I had trouble connecting with Ropa when I first met her. She is both book and street smart, but her book smarts can appear at odds with the slang and crass language she uses at times. Life hasn’t been easy for Ropa and as a result she’s built a fairly impenetrable wall around her. She softens when she’s around her family and you get to see another side of her when she’s with her friends but in the beginning she came across as someone I didn’t think I’d be able to get to know.
‘Meh. Tough world, get with the program.’
This book has ghosts, magic and a mysterious library, which is a pretty happy trifecta in my eyes. I met plenty of ghosts and got a taste of the magic that exists in Ropa’s Edinburgh but the reality of this book diverged from my expectations at times.
I had hoped to spend a great deal more time in the library. Hopefully it will be given more page time as the series progresses. The mystery was more prominent than I’d expected but I got sucked into it quite quickly. Although my expectations didn’t entirely line up with reality, I ended up really enjoying this read (once I got used to Ropa’s abrasiveness).
There are some characters I took to immediately and others that I don’t feel I know well enough to be able to form a strong opinion about yet. I loved Gran and look forward to getting to know her more as the series progresses. She’s someone who brings warmth and wisdom.
‘It’s in the most trying times, when we ourselves have nothing, that we mustn’t forget there are higher virtues like compassion, kindness and solidarity. Doing something when it is hard, because it is the right thing to do, matters more than doing it when it’s easy.’

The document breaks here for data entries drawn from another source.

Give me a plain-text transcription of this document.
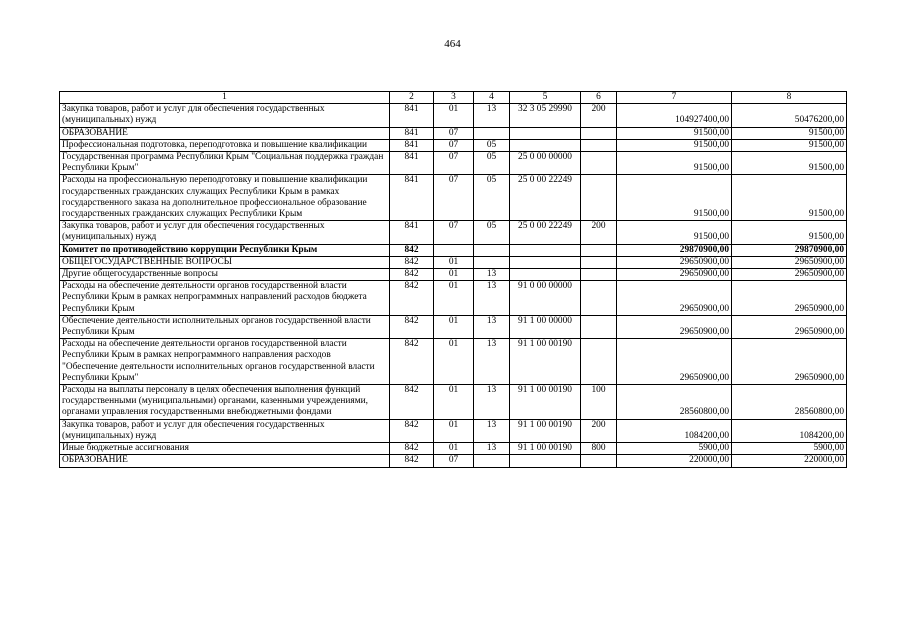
464
1	2	3	4	5	6	7	8
Закупка товаров, работ и услуг для обеспечения государственных (муниципальных) нужд	841	01	13	32 3 05 29990	200	104927400,00	50476200,00
ОБРАЗОВАНИЕ	841	07				91500,00	91500,00
Профессиональная подготовка, переподготовка и повышение квалификации	841	07	05			91500,00	91500,00
Государственная программа Республики Крым "Социальная поддержка граждан Республики Крым"	841	07	05	25 0 00 00000		91500,00	91500,00
Расходы на профессиональную переподготовку и повышение квалификации государственных гражданских служащих Республики Крым в рамках государственного заказа на дополнительное профессиональное образование государственных гражданских служащих Республики Крым	841	07	05	25 0 00 22249		91500,00	91500,00
Закупка товаров, работ и услуг для обеспечения государственных (муниципальных) нужд	841	07	05	25 0 00 22249	200	91500,00	91500,00
Комитет по противодействию коррупции Республики Крым	842					29870900,00	29870900,00
ОБЩЕГОСУДАРСТВЕННЫЕ ВОПРОСЫ	842	01				29650900,00	29650900,00
Другие общегосударственные вопросы	842	01	13			29650900,00	29650900,00
Расходы на обеспечение деятельности органов государственной власти Республики Крым в рамках непрограммных направлений расходов бюджета Республики Крым	842	01	13	91 0 00 00000		29650900,00	29650900,00
Обеспечение деятельности исполнительных органов государственной власти Республики Крым	842	01	13	91 1 00 00000		29650900,00	29650900,00
Расходы на обеспечение деятельности органов государственной власти Республики Крым в рамках непрограммного направления расходов "Обеспечение деятельности исполнительных органов государственной власти Республики Крым"	842	01	13	91 1 00 00190		29650900,00	29650900,00
Расходы на выплаты персоналу в целях обеспечения выполнения функций государственными (муниципальными) органами, казенными учреждениями, органами управления государственными внебюджетными фондами	842	01	13	91 1 00 00190	100	28560800,00	28560800,00
Закупка товаров, работ и услуг для обеспечения государственных (муниципальных) нужд	842	01	13	91 1 00 00190	200	1084200,00	1084200,00
Иные бюджетные ассигнования	842	01	13	91 1 00 00190	800	5900,00	5900,00
ОБРАЗОВАНИЕ	842	07				220000,00	220000,00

However, I didn’t get much of a sense of Izwi’s personality. I’m fairly certain Jomo will begin to feel like more than a means to an end in future books but so far he hasn’t made a huge impression on me. Making up for him was Priya, who’s fearless and fantastic. I can’t wait to hang out with her again.
Ropa’s world is quite dark and there’s hints about the “catastrophe” that shook things up, but I anticipate there is a lot more information to come. I wondered if pop culture no longer exists here as many of the references aren’t current, even now.
The mystery of this book is solved but there’s a lot more this world has to offer. I’m hoping future books will allow me to spend more time in the library, teach me more of its magic, introduce me to many more ghosts and give me a lot more Gran and Priya time.
Quote of the book:
‘I’m just getting to like you; don’t die stupidly on me now.’
Thank you so much to NetGalley and Tor, an imprint of Pan Macmillan, for the opportunity to read this book.
Once Upon a Blurb
When ghosts talk, she will listen …
Ropa dropped out of school to become a ghostalker – and she now speaks to Edinburgh’s dead, carrying messages to the living. A girl’s gotta earn a living, and it seems harmless enough. Until, that is, the dead whisper that someone’s bewitching children – leaving them husks, empty of joy and life. It’s on Ropa’s patch, so she feels honour bound to investigate. But what she learns will change her world.
She’ll dice with death (not part of her life plan …) as she calls on Zimbabwean magic and Scottish pragmatism to hunt down clues. For Edinburgh hides a wealth of secrets. And in the process, she discovers an occult library and some unexpected allies. Yet as shadows lengthen, will the hunter become the hunted?